The actor arrived in New Zealand shortly after the Irish rugby team scored an epic win over the All-Blacks in July 2022 – a much happier result than last Saturday – and it led to a lot of banter between the cast and crew of both countries, Flood remembers.

“When I got picked up at the airport it was one of the first things they said,” he smiles.

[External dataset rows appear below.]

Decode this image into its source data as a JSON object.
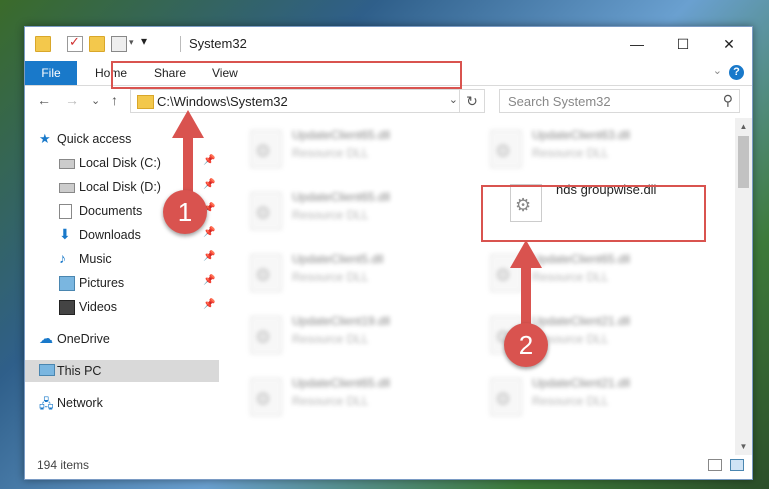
{
  "window": {
    "title": "System32"
  },
  "ribbon": {
    "tabs": [
      "File",
      "Home",
      "Share",
      "View"
    ],
    "help": "?"
  },
  "nav": {
    "back": "←",
    "forward": "→",
    "recent": "⌄",
    "up": "↑",
    "address": "C:\\Windows\\System32",
    "search_placeholder": "Search System32"
  },
  "sidebar": {
    "items": [
      {
        "label": "Quick access"
      },
      {
        "label": "Local Disk (C:)"
      },
      {
        "label": "Local Disk (D:)"
      },
      {
        "label": "Documents"
      },
      {
        "label": "Downloads"
      },
      {
        "label": "Music"
      },
      {
        "label": "Pictures"
      },
      {
        "label": "Videos"
      },
      {
        "label": "OneDrive"
      },
      {
        "label": "This PC"
      },
      {
        "label": "Network"
      }
    ]
  },
  "files": [
    {
      "name": "UpdateClient65.dll",
      "type": "Resource DLL"
    },
    {
      "name": "UpdateClient63.dll",
      "type": "Resource DLL"
    },
    {
      "name": "UpdateClient65.dll",
      "type": "Resource DLL"
    },
    {
      "name": "nds groupwise.dll",
      "type": ""
    },
    {
      "name": "UpdateClient5.dll",
      "type": "Resource DLL"
    },
    {
      "name": "UpdateClient65.dll",
      "type": "Resource DLL"
    },
    {
      "name": "UpdateClient19.dll",
      "type": "Resource DLL"
    },
    {
      "name": "UpdateClient21.dll",
      "type": "Resource DLL"
    },
    {
      "name": "UpdateClient65.dll",
      "type": "Resource DLL"
    },
    {
      "name": "UpdateClient21.dll",
      "type": "Resource DLL"
    }
  ],
  "status": {
    "item_count": "194 items"
  },
  "callouts": {
    "one": "1",
    "two": "2"
  },
  "colors": {
    "accent": "#1979ca",
    "callout": "#d9534f"
  }
}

“It was constantly going around set, the fact that we’re number one in the world. I had to get it in early on. They were good about it. They’re good craic, the Kiwis. They’re very like the Irish in that way, very much a similar sense of humour. So there was loads of slagging going on, but it was all in good fun.”

Much of the action in The Gone is set in a small town looming under an enormous mountain that becomes central to the action in the series. For the shoot, they were based in the small, North Island-hamlet of Te Aroha, which looms large in the storytelling.

The result is a place and setting that looks completely unique and gives The Gone an original and other-worldly feel.
“We lived in this little town, literally a one-street kind of town, for eight weeks. They were a very welcoming community. I loved that because you go on location, everybody’s way from home. So everybody clubs together, having dinners and drinks and on set all day, it’s very much a bonding kind of experience,” he says.

Actor Richard Flood. Picture: Emily Quinn, photographed in The Castle Suite at Radisson Blu Royal Hotel, Dublin

“The landscape, that town, that mountain, are almost like characters in the show themselves. So that was very important to capture that epic scale of where we were, and it was amazing, stunning. Beautiful — every day was gorgeous locations and waterfalls and mountains and huge big fields.”

As we wrap up our call, talk returns to sport — and in particular, where Flood’s sports-mad son’s loyalties lie.

“Italy for the football and specifically Roma — he’s a huge Roma fan,” he says, “[but] he supports Ireland for the rugby.”